Travel Payments

JetBlue Teams With MarcusPay To Launch Fly Now, Pay Later Option

JetBlue

JetBlue customers can book flights now and pay for them later without using a credit card. The New York-based low-cost carrier has partnered with Goldman Sachs' MarcusPay to offer a no-fee, no deposit, fixed-rate installment loan option for ticket buyers, the companies announced.

In April, JetBlue and Goldman Sachs launched MarcusPay to allow users to spread out vacation-package debt across monthly payments, and the companies have now made MarcusPay available for flights in addition to vacation packages. Marcus, the online-only consumer banking and lending arm of Goldman Sachs, offers personal loans with no late fees of up to $10,000, with rates ranging from 10.99 to 25.99 percent at terms from 12 to 18 months, according to its website.

The companies said MarcusPay’s easy application process offers JetBlue customers the opportunity to apply for a MarcusPay loan from the airline’s website and soon on its mobile app. MarcusPay can be used for trips priced from $750 to $10,000 and customers can see their loan options within minutes. They promise no fees or up-front deposit required and a fixed interest rate.

“MarcusPay gives customers a smart alternative to financing large purchases,” said Elisabeth Kozack, head of consumer lending partnerships at Marcus by Goldman Sachs, in a statement.

JetBlue Travel Products President Andres Barry said the airline is adding more flexibility and simplicity to the travel booking process.

“Customers lock in a fixed rate and the opportunity to pay over time, removing some of the hassle and added costs of planning a vacation,” Barry said in a statement.

Last month, Goldman Sachs reported its second quarter (Q2) had the best earnings in nearly a decade as its reliance on trading and investment banking paid off amid the turbulence caused by COVID-19, CNBC reported.

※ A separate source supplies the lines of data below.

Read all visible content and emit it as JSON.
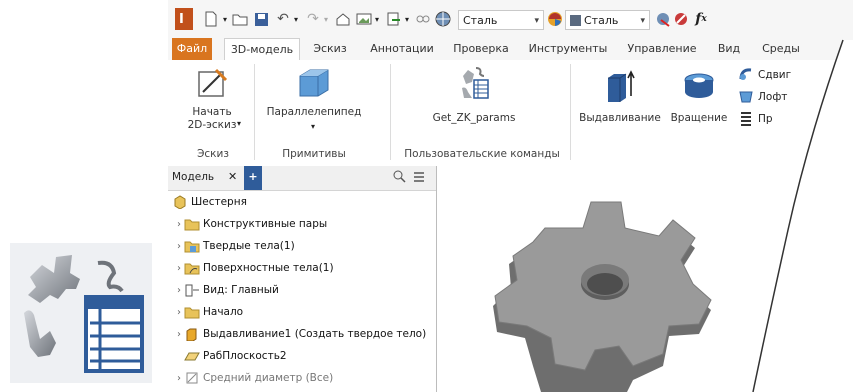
{
  "qat": {
    "material_combo": "Сталь",
    "appearance_combo": "Сталь",
    "fx_label": "f"
  },
  "tabs": [
    {
      "label": "Файл"
    },
    {
      "label": "3D-модель"
    },
    {
      "label": "Эскиз"
    },
    {
      "label": "Аннотации"
    },
    {
      "label": "Проверка"
    },
    {
      "label": "Инструменты"
    },
    {
      "label": "Управление"
    },
    {
      "label": "Вид"
    },
    {
      "label": "Среды"
    }
  ],
  "ribbon": {
    "start_sketch_line1": "Начать",
    "start_sketch_line2": "2D-эскиз",
    "box": "Параллелепипед",
    "get_params": "Get_ZK_params",
    "extrude": "Выдавливание",
    "revolve": "Вращение",
    "sweep": "Сдвиг",
    "loft": "Лофт",
    "coil": "Пр",
    "groups": {
      "sketch": "Эскиз",
      "primitives": "Примитивы",
      "user_commands": "Пользовательские команды"
    }
  },
  "panel": {
    "tab_label": "Модель",
    "close": "✕",
    "add": "+",
    "tree": [
      {
        "label": "Шестерня"
      },
      {
        "label": "Конструктивные пары"
      },
      {
        "label": "Твердые тела(1)"
      },
      {
        "label": "Поверхностные тела(1)"
      },
      {
        "label": "Вид: Главный"
      },
      {
        "label": "Начало"
      },
      {
        "label": "Выдавливание1 (Создать твердое тело)"
      },
      {
        "label": "РабПлоскость2"
      },
      {
        "label": "Средний диаметр (Все)"
      }
    ]
  },
  "colors": {
    "file_tab": "#d9751f",
    "gear": "#8a8a8a",
    "folder": "#e8c35a"
  }
}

The bank said it had $2.42 billion in profit, or $6.26 a share, better than the $3.78 estimate of analysts surveyed by Refinitiv. Even its revenue of $13.3 billion was more than $3.5 billion higher than the estimate. The strong results stemmed from its trading and investment banking divisions, which made up 75 percent of the firm’s revenue in Q2.

“Goldman’s earnings this quarter were too good, almost indecent, in fact,” Octavio Marenzi, CEO of capital markets consultancy Opimas, told CNBC. “The Fed has been able to engineer a huge bounce-back in the markets by injecting trillions of dollars, benefiting investment banks primarily.”